New York Magazine goes on to completely dismiss the explanation, but at least they reported it. Most of the media who are wetting their pants over this “mistake” or “scam” aren’t even taking Mulvaney’s explanation into account, let alone understanding it.
Media are being dishonest with you when they claim Trump is double-counting the growth estimate in his budget projection
Now to be sure, the assumption of 3 percent growth or higher is a very optimistic scenario. If it happens, it will represent much better growth than we had at any point during the Obama years. But the whole point of cutting taxes and simplifying the code is to create a more positive environment to spur that kind of growth. So is the administration’s move to end Obama’s nonstop harassment of the business community via regulations, investigations, lawsuits and unionization campaigns.
There is no doubt in my mind that if the entire Trump agenda is implemented, we’ll get the growth envisioned in this budget plan. The question is whether Congress will pass the whole thing.

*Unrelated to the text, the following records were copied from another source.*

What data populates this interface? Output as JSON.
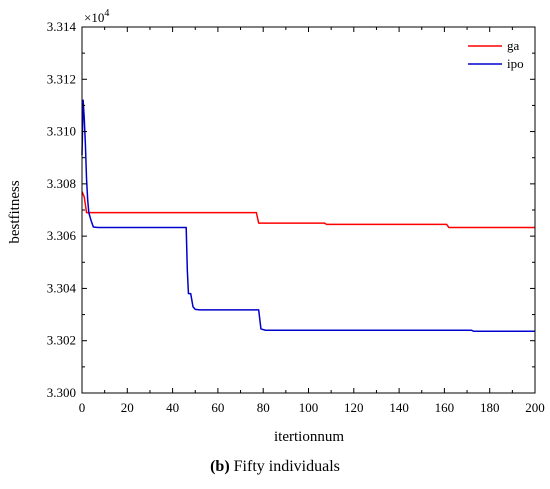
{
  "chart_data": {
    "type": "line",
    "xlabel": "itertionnum",
    "ylabel": "bestfitness",
    "y_multiplier_label": "×10",
    "y_multiplier_exponent": "4",
    "xlim": [
      0,
      200
    ],
    "ylim": [
      3.3,
      3.314
    ],
    "x_ticks": [
      "0",
      "20",
      "40",
      "60",
      "80",
      "100",
      "120",
      "140",
      "160",
      "180",
      "200"
    ],
    "y_ticks": [
      "3.300",
      "3.302",
      "3.304",
      "3.306",
      "3.308",
      "3.310",
      "3.312",
      "3.314"
    ],
    "grid": false,
    "legend_position": "top-right",
    "series": [
      {
        "name": "ga",
        "color": "#ff0000",
        "points": [
          [
            0,
            3.3077
          ],
          [
            1,
            3.3075
          ],
          [
            2,
            3.3069
          ],
          [
            3,
            3.3069
          ],
          [
            77,
            3.3069
          ],
          [
            78,
            3.3065
          ],
          [
            107,
            3.3065
          ],
          [
            108,
            3.30645
          ],
          [
            161,
            3.30645
          ],
          [
            162,
            3.30633
          ],
          [
            200,
            3.30633
          ]
        ]
      },
      {
        "name": "ipo",
        "color": "#0000cc",
        "points": [
          [
            0,
            3.3091
          ],
          [
            0.5,
            3.3112
          ],
          [
            1,
            3.3105
          ],
          [
            1.5,
            3.3095
          ],
          [
            2,
            3.3082
          ],
          [
            2.5,
            3.3074
          ],
          [
            3,
            3.3069
          ],
          [
            4,
            3.3066
          ],
          [
            5,
            3.30635
          ],
          [
            7,
            3.30633
          ],
          [
            46,
            3.30633
          ],
          [
            46.5,
            3.3047
          ],
          [
            47,
            3.3038
          ],
          [
            48,
            3.3038
          ],
          [
            49,
            3.3033
          ],
          [
            50,
            3.3032
          ],
          [
            52,
            3.30318
          ],
          [
            78,
            3.30318
          ],
          [
            79,
            3.30245
          ],
          [
            81,
            3.3024
          ],
          [
            172,
            3.3024
          ],
          [
            173,
            3.30236
          ],
          [
            200,
            3.30236
          ]
        ]
      }
    ],
    "caption_bold": "(b)",
    "caption_text": " Fifty individuals"
  },
  "colors": {
    "axis": "#000000",
    "background": "#ffffff"
  }
}
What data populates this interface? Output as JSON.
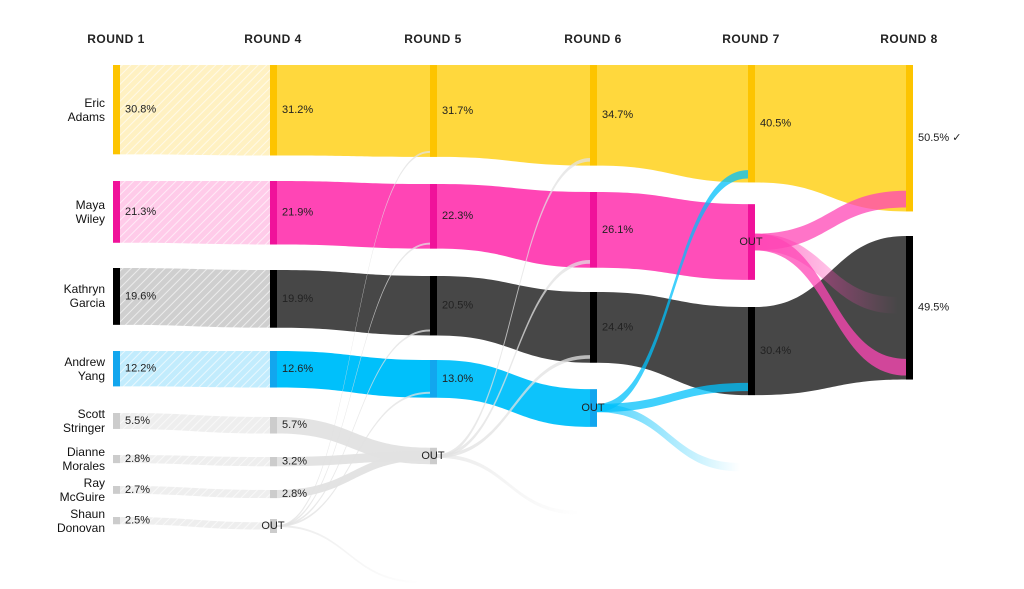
{
  "chart_data": {
    "type": "sankey",
    "rounds": [
      "ROUND 1",
      "ROUND 4",
      "ROUND 5",
      "ROUND 6",
      "ROUND 7",
      "ROUND 8"
    ],
    "out_label": "OUT",
    "series": [
      {
        "name": "Eric Adams",
        "color": "#ffd83d",
        "bar_color": "#fdc400",
        "light_color": "#fff1c2",
        "values": [
          30.8,
          31.2,
          31.7,
          34.7,
          40.5,
          50.5
        ],
        "value_labels": [
          "30.8%",
          "31.2%",
          "31.7%",
          "34.7%",
          "40.5%",
          "50.5% ✓"
        ]
      },
      {
        "name": "Maya Wiley",
        "color": "#ff45b5",
        "bar_color": "#f0129a",
        "light_color": "#ffcbe9",
        "values": [
          21.3,
          21.9,
          22.3,
          26.1
        ],
        "value_labels": [
          "21.3%",
          "21.9%",
          "22.3%",
          "26.1%"
        ]
      },
      {
        "name": "Kathryn Garcia",
        "color": "#474747",
        "bar_color": "#000000",
        "light_color": "#cfcfcf",
        "values": [
          19.6,
          19.9,
          20.5,
          24.4,
          30.4,
          49.5
        ],
        "value_labels": [
          "19.6%",
          "19.9%",
          "20.5%",
          "24.4%",
          "30.4%",
          "49.5%"
        ]
      },
      {
        "name": "Andrew Yang",
        "color": "#00c0fb",
        "bar_color": "#12a6ee",
        "light_color": "#c2ecfd",
        "values": [
          12.2,
          12.6,
          13.0
        ],
        "value_labels": [
          "12.2%",
          "12.6%",
          "13.0%"
        ]
      },
      {
        "name": "Scott Stringer",
        "color": "#e2e2e2",
        "bar_color": "#cccccc",
        "light_color": "#eeeeee",
        "values": [
          5.5,
          5.7
        ],
        "value_labels": [
          "5.5%",
          "5.7%"
        ]
      },
      {
        "name": "Dianne Morales",
        "color": "#e2e2e2",
        "bar_color": "#cccccc",
        "light_color": "#eeeeee",
        "values": [
          2.8,
          3.2
        ],
        "value_labels": [
          "2.8%",
          "3.2%"
        ]
      },
      {
        "name": "Ray McGuire",
        "color": "#e2e2e2",
        "bar_color": "#cccccc",
        "light_color": "#eeeeee",
        "values": [
          2.7,
          2.8
        ],
        "value_labels": [
          "2.7%",
          "2.8%"
        ]
      },
      {
        "name": "Shaun Donovan",
        "color": "#e2e2e2",
        "bar_color": "#cccccc",
        "light_color": "#eeeeee",
        "values": [
          2.5
        ],
        "value_labels": [
          "2.5%"
        ]
      }
    ]
  }
}
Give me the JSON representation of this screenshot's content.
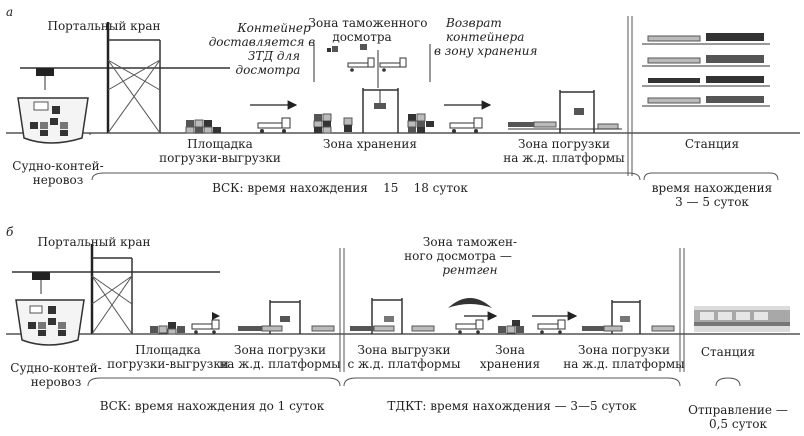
{
  "panel_a": {
    "letter": "а",
    "crane": "Портальный кран",
    "ship": [
      "Судно-контей-",
      "неровоз"
    ],
    "container_note": [
      "Контейнер",
      "доставляется в",
      "ЗТД для",
      "досмотра"
    ],
    "customs_zone": [
      "Зона таможенного",
      "досмотра"
    ],
    "return_note": [
      "Возврат",
      "контейнера",
      "в зону хранения"
    ],
    "loading_area": [
      "Площадка",
      "погрузки-выгрузки"
    ],
    "storage_zone": "Зона хранения",
    "rail_zone": [
      "Зона погрузки",
      "на ж.д. платформы"
    ],
    "station": "Станция",
    "vsk": "ВСК: время нахождения    15    18 суток",
    "station_time": [
      "время нахождения",
      "3 — 5 суток"
    ]
  },
  "panel_b": {
    "letter": "б",
    "crane": "Портальный кран",
    "ship": [
      "Судно-контей-",
      "неровоз"
    ],
    "customs_zone": [
      "Зона таможен-",
      "ного досмотра —"
    ],
    "xray": "рентген",
    "loading_area": [
      "Площадка",
      "погрузки-выгрузки"
    ],
    "rail_zone1": [
      "Зона погрузки",
      "на ж.д. платформы"
    ],
    "unload_zone": [
      "Зона выгрузки",
      "с ж.д. платформы"
    ],
    "storage_zone": [
      "Зона",
      "хранения"
    ],
    "rail_zone2": [
      "Зона погрузки",
      "на ж.д. платформы"
    ],
    "station": "Станция",
    "vsk": "ВСК: время нахождения до 1 суток",
    "tdk": "ТДКТ: время нахождения — 3—5 суток",
    "dispatch": [
      "Отправление —",
      "0,5 суток"
    ]
  },
  "colors": {
    "ink": "#222222",
    "dark": "#333333",
    "mid": "#777777",
    "light": "#bbbbbb",
    "accent": "#8a8a8a"
  }
}
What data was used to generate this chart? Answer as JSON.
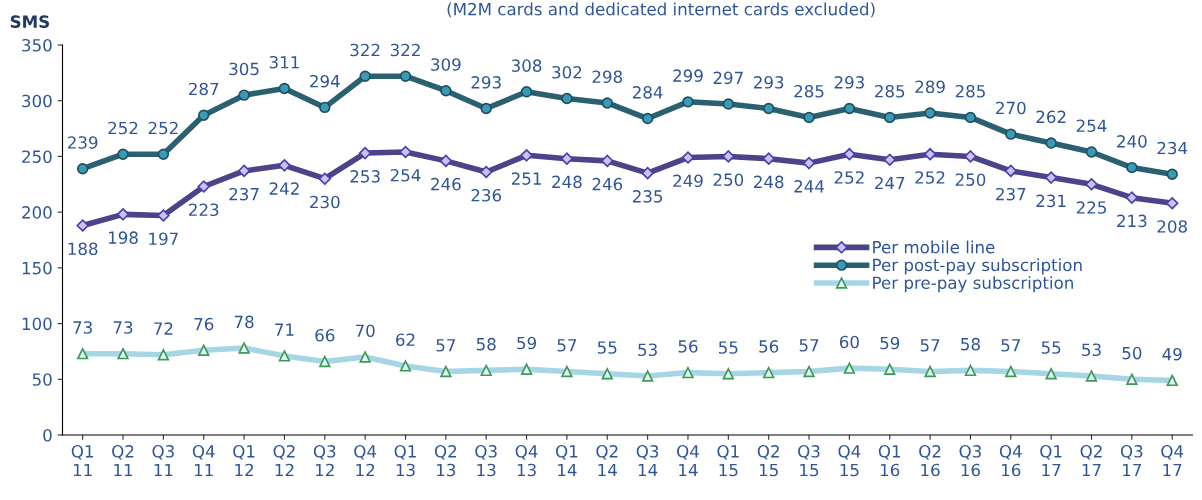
{
  "chart_data": {
    "type": "line",
    "subtitle": "(M2M cards and dedicated internet cards excluded)",
    "ylabel": "SMS",
    "categories": [
      "Q1\n11",
      "Q2\n11",
      "Q3\n11",
      "Q4\n11",
      "Q1\n12",
      "Q2\n12",
      "Q3\n12",
      "Q4\n12",
      "Q1\n13",
      "Q2\n13",
      "Q3\n13",
      "Q4\n13",
      "Q1\n14",
      "Q2\n14",
      "Q3\n14",
      "Q4\n14",
      "Q1\n15",
      "Q2\n15",
      "Q3\n15",
      "Q4\n15",
      "Q1\n16",
      "Q2\n16",
      "Q3\n16",
      "Q4\n16",
      "Q1\n17",
      "Q2\n17",
      "Q3\n17",
      "Q4\n17"
    ],
    "series": [
      {
        "name": "Per mobile line",
        "color": "#4b4488",
        "marker": "diamond",
        "values": [
          188,
          198,
          197,
          223,
          237,
          242,
          230,
          253,
          254,
          246,
          236,
          251,
          248,
          246,
          235,
          249,
          250,
          248,
          244,
          252,
          247,
          252,
          250,
          237,
          231,
          225,
          213,
          208
        ]
      },
      {
        "name": "Per post-pay subscription",
        "color": "#2b6070",
        "marker": "circle",
        "values": [
          239,
          252,
          252,
          287,
          305,
          311,
          294,
          322,
          322,
          309,
          293,
          308,
          302,
          298,
          284,
          299,
          297,
          293,
          285,
          293,
          285,
          289,
          285,
          270,
          262,
          254,
          240,
          234
        ]
      },
      {
        "name": "Per pre-pay subscription",
        "color": "#a6d6e6",
        "marker": "triangle",
        "values": [
          73,
          73,
          72,
          76,
          78,
          71,
          66,
          70,
          62,
          57,
          58,
          59,
          57,
          55,
          53,
          56,
          55,
          56,
          57,
          60,
          59,
          57,
          58,
          57,
          55,
          53,
          50,
          49
        ]
      }
    ],
    "ylim": [
      0,
      350
    ],
    "yticks": [
      0,
      50,
      100,
      150,
      200,
      250,
      300,
      350
    ],
    "data_labels": true,
    "legend": "right",
    "grid": false
  }
}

Either way, the media are being dishonest with you when they claim Trump is double-counting the growth estimate in his budget projection. He’s not. The elimination of exemptions and deductions is one factor. Expected economic growth is an entirely different factor. The fact that they’re still telling you this is a lie, a mistake or a scam shows that they either don’t understand the tax code, or don’t understand economics . . . or are simply liars.